Erinnerungskultur: Wie kann die junge Generation erreicht werden?
Ganz wichtig sei den Initiativen, die junge Generation in diese Erinnerungskultur einzubinden. Sie äußerten ein großes Bedürfnis, Ideen zu entwickeln und Strukturen zu schaffen, um die Jüngeren zu erreichen und sie möglichst zu beteiligen. Zurzeit sei es eher die „Generation 60plus“, die sich eingehend mit der Vergangenheitsbewältigung befasst, sagt Grieger. „Diese Klage allein löst das Problem aber nicht.“ Die Initiativen müssten sich schon selbst und gemeinsam Gedanken machen, wie sie das Thema an die jungen Menschen herantragen, dass sie die Geschichte begeistert. In der Schule hätten sie sich in allen möglichen Fächern damit beschäftigt. Das Wissen darum sei also da. Jetzt müsse es darum gehen, ansprechende, digitale Formen zu finden, die die jungen Leute für ein Mitdenken und eine Mitarbeit gewinnt.
Darüber hinaus rät Professor Grieger dem Kreis, auch Spätaussiedler und Kriegsflüchtlinge in die Diskussion um die Erinnerungskultur einzubeziehen. Dabei könnten diese Gruppen ihre eigenen Flucht-und Kriegserfahrungen in die Debatte einbringen, was allen Seiten neue Perspektiven eröffnen würde. „Da werden die hiesigen Initiativen dazulernen müssen“, glaubt Grieger. Auch die aktuell vielerorts aufflammende Erinnerung an die Kolonialzeit, die die autokratischen und rassistischen Strukturen oft erst geschaffen und verfestigt hat, würde eine nachhaltige Erinnerungskultur bereichern.
Kreis Pinneberg: So soll die Erinnerungskultur lebendig bleiben
Auch die Aufarbeitung der SED-Herrschaft und der Stasi-Vergangenheit in der DDR gehört für Kreispräsident Ahrens dazu. „Es geht nicht nur um die Geschichte des sogenannten Dritten Reiches.“ Es gehe darum, die Strukturen von Zwangsherrschaft, Folter und Unterdrückung zu analysieren und daraus für die Zukunft zu lernen. Für den ehemaligen SPD-Bundestagsabgeordneten Ernst Dieter Rossmann ist wichtig, dass die Erinnerungskultur auf Werten beruhe und diese stärke, die jede Form von Totalitarismus, Diktatur und Menschenrechtsverletzungen ablehnten.

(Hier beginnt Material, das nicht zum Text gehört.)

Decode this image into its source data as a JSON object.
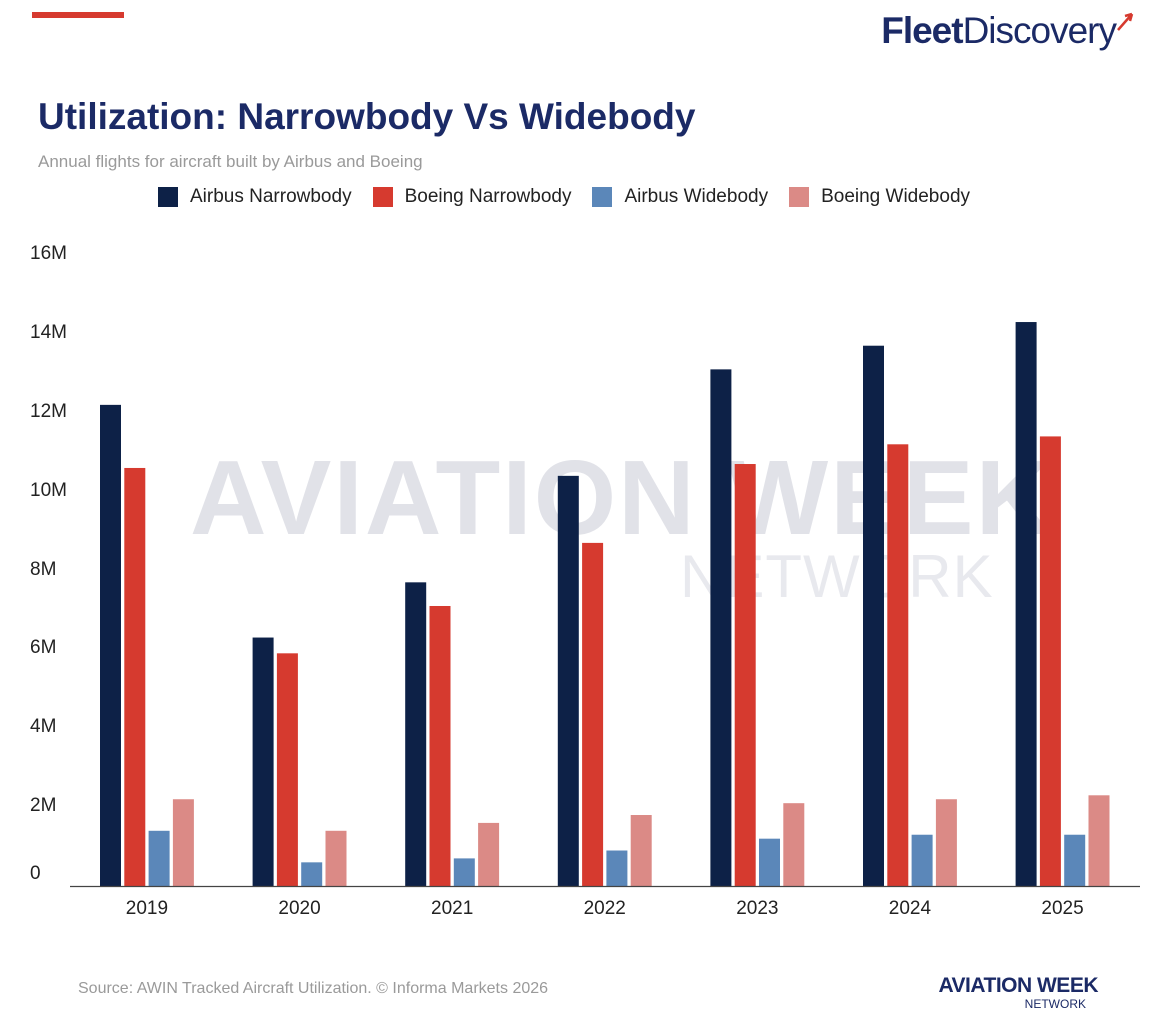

Das Echo auf diese erste Veranstaltung im Kreishaus sei überaus positiv. „Es ist großartig, dass der Kreis Pinneberg dies jetzt initiiert hat“, sagt Irmgard Jasker von der Friedenswerkstatt Wedel. „Wir müssen vor den Gefahren des Rechtsradikalismus warnen. Da rollt eine Welle der Gewalt auf uns zu“, warnt sie. Das würden die Aufmärsche von Neonazis und die NSU-Morde zeigen.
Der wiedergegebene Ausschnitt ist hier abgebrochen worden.